CPC na prática

A tutela provisória concedida em segundo grau e a sua estabilização

A tutela provisória concedida em segundo grau e a sua estabilização.

27/9/2018

Rogerio Mollica

A estabilização da tutela por ser um instituto novo em nosso ordenamento vem suscitando muitas dúvidas nos operadores do direito. Nesse mês foi realizada a II Jornada de Direito Processual Civil do Conselho da Justiça Federal e no Grupo de Tutela Provisória e Procedimentos Especiais quase só se discutiram propostas de enunciados sobre a estabilização. O que se viu é que as incertezas e hesitações sobre o assunto são muitas.

Uma dúvida que surge é se a estabilização só poderia ocorrer quando a tutela é concedida em primeira instância e não é objeto de recurso ou se a tutela concedida pelo Tribunal e não recorrida também seria hábil a produzir a estabilização.

Pense-se no exemplo em que se requer uma tutela provisória antecedente e ela é indeferida pelo juiz de primeiro grau.
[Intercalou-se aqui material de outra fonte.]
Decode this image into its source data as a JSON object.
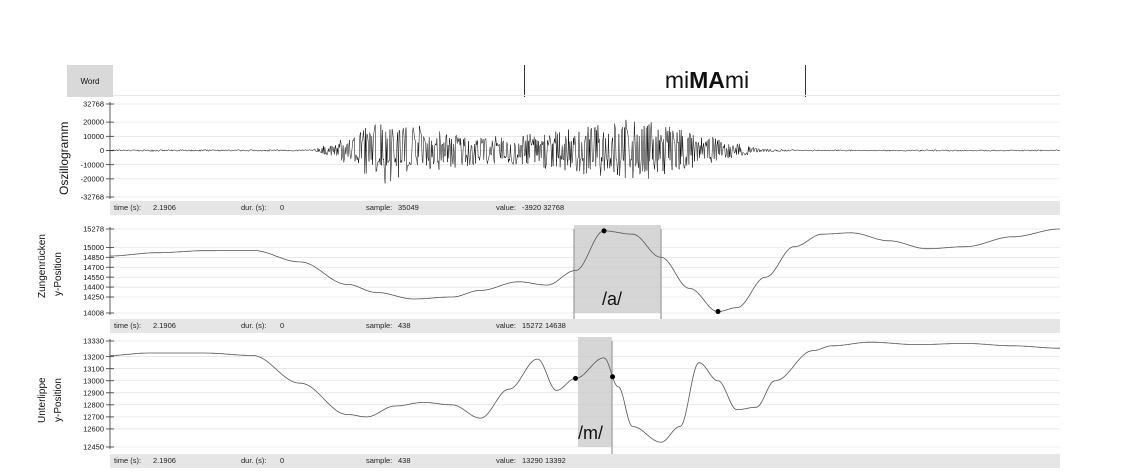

O autor interpõe agravo de instrumento e a tutela provisória é concedida pelo Tribunal antes do aditamento da petição inicial. Se o réu não interpuser agravo em face dessa decisão, poderia a mesma estabilizar e ocorrer a extinção do processo de primeiro grau (art. 304, § 1º)?

A leitura do artigo 304 do CPC parece nos dizer que sim, pois não há na lei qualquer limitação de que a tutela provisória deva ser concedida somente em primeira instância para que ocorra a estabilização.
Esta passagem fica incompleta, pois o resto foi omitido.